Presidents typically emphasize transcendent values in their comments.

This is all uncharacteristic coming from the person who holds what was until recently the position of “leader of the free world.” And its 180 degrees from where a President’s traditional public rhetoric should be.

Presidents typically emphasize transcendent values in their words. John Kennedy’s quotable Inaugural Address called on Americans  to fulfill the nation’s basic goodness. Trump’s will be remembered for his offensive description of America as a dystopian land of “carnage,” a tasteless dig at his predecessor seated a few feet away.
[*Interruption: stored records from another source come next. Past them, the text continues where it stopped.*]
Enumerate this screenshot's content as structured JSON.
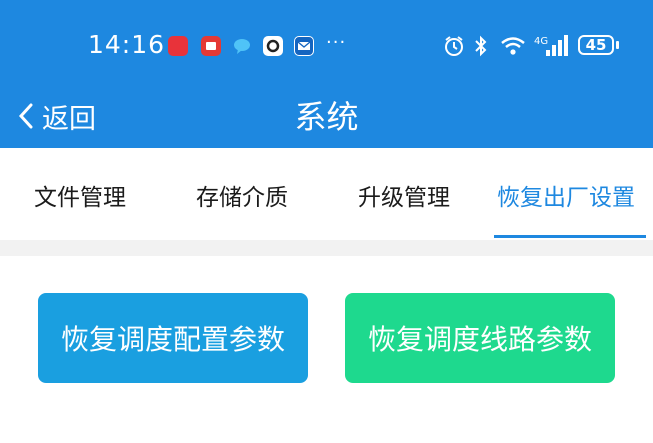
{
  "status_bar": {
    "time": "14:16",
    "more": "···",
    "network": "4G",
    "battery": "45"
  },
  "header": {
    "back_label": "返回",
    "title": "系统"
  },
  "tabs": [
    {
      "label": "文件管理",
      "active": false
    },
    {
      "label": "存储介质",
      "active": false
    },
    {
      "label": "升级管理",
      "active": false
    },
    {
      "label": "恢复出厂设置",
      "active": true
    }
  ],
  "actions": {
    "restore_config": {
      "label": "恢复调度配置参数",
      "color": "#1a9fe0"
    },
    "restore_route": {
      "label": "恢复调度线路参数",
      "color": "#1ed98e"
    }
  },
  "colors": {
    "accent": "#1e88e0",
    "background": "#ffffff",
    "divider": "#f2f2f2"
  }
}
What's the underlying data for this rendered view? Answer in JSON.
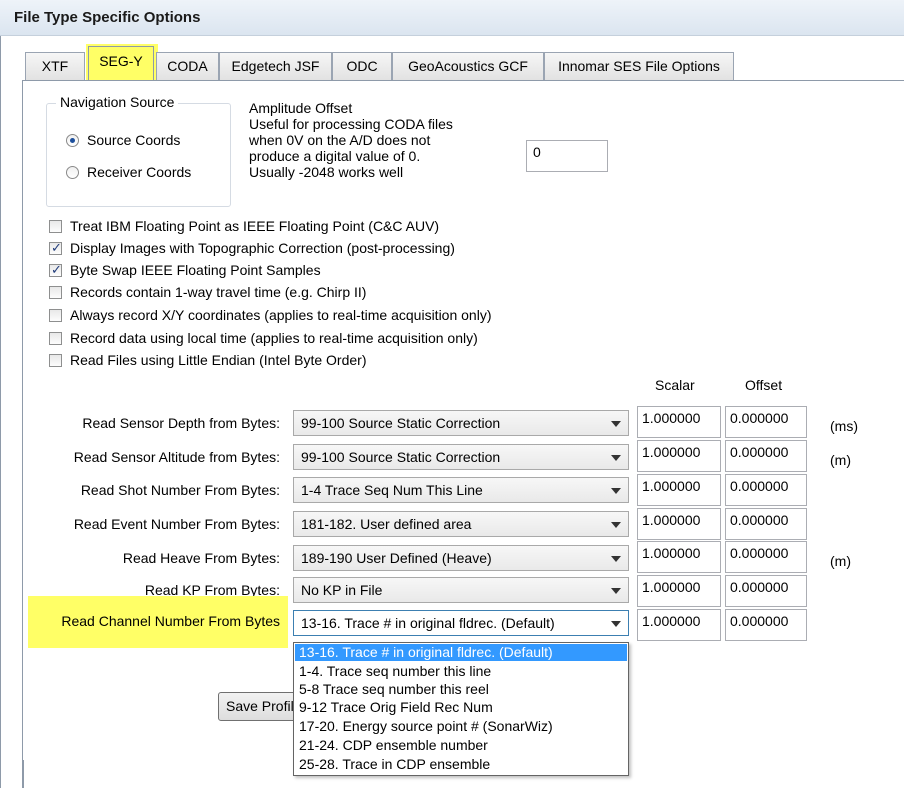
{
  "window": {
    "title": "File Type Specific Options"
  },
  "tabs": [
    {
      "label": "XTF"
    },
    {
      "label": "SEG-Y",
      "active": true
    },
    {
      "label": "CODA"
    },
    {
      "label": "Edgetech JSF"
    },
    {
      "label": "ODC"
    },
    {
      "label": "GeoAcoustics GCF"
    },
    {
      "label": "Innomar SES File Options"
    }
  ],
  "nav_source": {
    "label": "Navigation Source",
    "options": [
      {
        "label": "Source Coords",
        "selected": true
      },
      {
        "label": "Receiver Coords",
        "selected": false
      }
    ]
  },
  "amplitude": {
    "lines": [
      "Amplitude Offset",
      "Useful for processing CODA files",
      "when 0V on the A/D does not",
      "produce a digital value of 0.",
      "Usually -2048 works well"
    ],
    "value": "0"
  },
  "checkboxes": [
    {
      "label": "Treat IBM Floating Point as IEEE Floating Point (C&C AUV)",
      "checked": false
    },
    {
      "label": "Display Images with Topographic Correction (post-processing)",
      "checked": true
    },
    {
      "label": "Byte Swap IEEE Floating Point Samples",
      "checked": true
    },
    {
      "label": "Records contain 1-way travel time (e.g. Chirp II)",
      "checked": false
    },
    {
      "label": "Always record X/Y coordinates (applies to real-time acquisition only)",
      "checked": false
    },
    {
      "label": "Record data using local time (applies to real-time acquisition only)",
      "checked": false
    },
    {
      "label": "Read Files using Little Endian (Intel Byte Order)",
      "checked": false
    }
  ],
  "columns": {
    "scalar": "Scalar",
    "offset": "Offset"
  },
  "rows": [
    {
      "label": "Read Sensor Depth from Bytes:",
      "value": "99-100 Source Static Correction",
      "scalar": "1.000000",
      "offset": "0.000000",
      "unit": "(ms)"
    },
    {
      "label": "Read Sensor Altitude from Bytes:",
      "value": "99-100 Source Static Correction",
      "scalar": "1.000000",
      "offset": "0.000000",
      "unit": "(m)"
    },
    {
      "label": "Read Shot Number From Bytes:",
      "value": "1-4  Trace Seq Num This Line",
      "scalar": "1.000000",
      "offset": "0.000000",
      "unit": ""
    },
    {
      "label": "Read Event Number From Bytes:",
      "value": "181-182. User defined area",
      "scalar": "1.000000",
      "offset": "0.000000",
      "unit": ""
    },
    {
      "label": "Read Heave From Bytes:",
      "value": "189-190 User Defined (Heave)",
      "scalar": "1.000000",
      "offset": "0.000000",
      "unit": "(m)"
    },
    {
      "label": "Read KP From Bytes:",
      "value": "No KP in File",
      "scalar": "1.000000",
      "offset": "0.000000",
      "unit": ""
    },
    {
      "label": "Read Channel Number From Bytes",
      "value": "13-16. Trace # in original fldrec. (Default)",
      "scalar": "1.000000",
      "offset": "0.000000",
      "unit": ""
    }
  ],
  "dropdown_options": [
    "13-16. Trace # in original fldrec. (Default)",
    "1-4. Trace seq number this line",
    "5-8 Trace seq number this reel",
    "9-12 Trace Orig Field Rec Num",
    "17-20. Energy source point # (SonarWiz)",
    "21-24. CDP ensemble number",
    "25-28. Trace in CDP ensemble"
  ],
  "save_button": {
    "label": "Save Profile"
  },
  "colors": {
    "highlight": "#ffff66",
    "selection": "#3399ff"
  }
}
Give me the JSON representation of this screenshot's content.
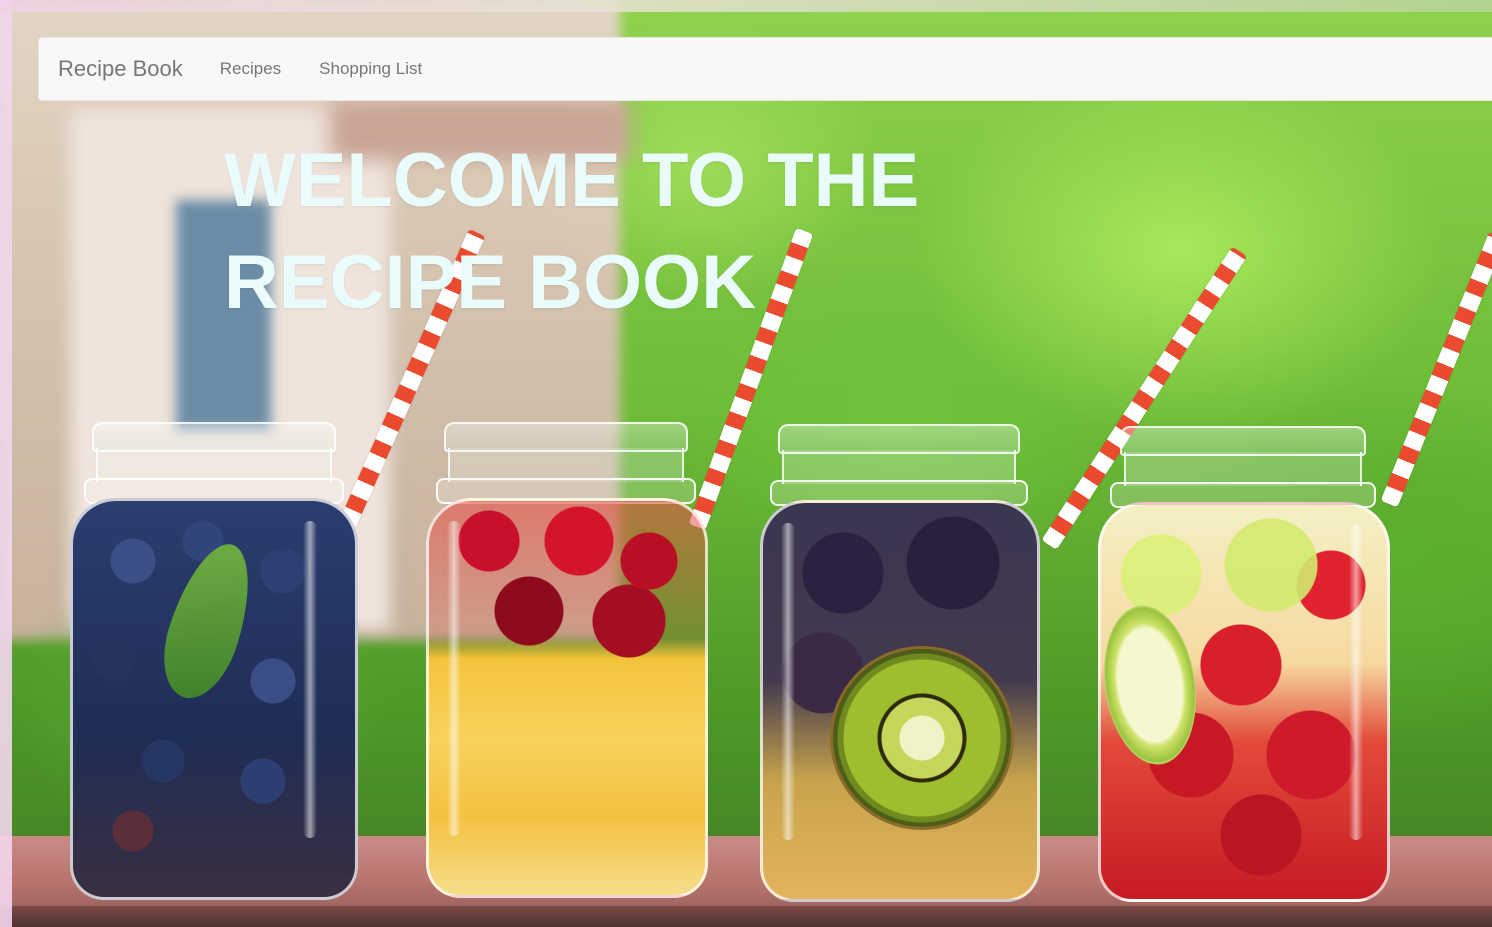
{
  "navbar": {
    "brand": "Recipe Book",
    "links": [
      {
        "label": "Recipes"
      },
      {
        "label": "Shopping List"
      }
    ]
  },
  "hero": {
    "title": "WELCOME TO THE RECIPE BOOK"
  },
  "colors": {
    "navbar_bg": "#f8f8f8",
    "nav_text": "#777777",
    "hero_text": "#e9fbfb",
    "straw_red": "#ea4a2e"
  },
  "background": {
    "subject": "four-mason-jars-fruit-infused-water"
  }
}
I can remember when the nation was shocked to hear a president level criticism of an American industry. Presidents didn’t do such things. The occasion was the 1962 decision of United States Steel and others to raise the price on its basic product.  President Kennedy feared it would feed inflation. In a press conference he bristled with frustration at the news.  He thought he had an understanding with company leaders, but was blindsided by the announced price rise anyway. His annoyance was the headline of the day.

Even so, we don’t remember JFK as an angry man. The steel issue consumed no more than a few moments in a press conference. Instead, we remember the countless times he used the presidential pulpit to celebrate American institutions, innovators and ordinary citizens. He had the grace and apparent modesty to let his actions speak for themselves.  And we had the sense that he was bigger than his small frame; a charismatic if cautious tactician able to absorb setbacks without demanding that others notice.

For many younger Americans like myself Kennedy was also the model of cool, the presidential equivalent of a musician like Miles Davis or the young actor Ben Gazzara. Their personas were slightly enigmatic and their words were measured, understated to let their talent do most of the talking. They are a long way from the needy billionaire installed in the White House who is defined by his daily whining.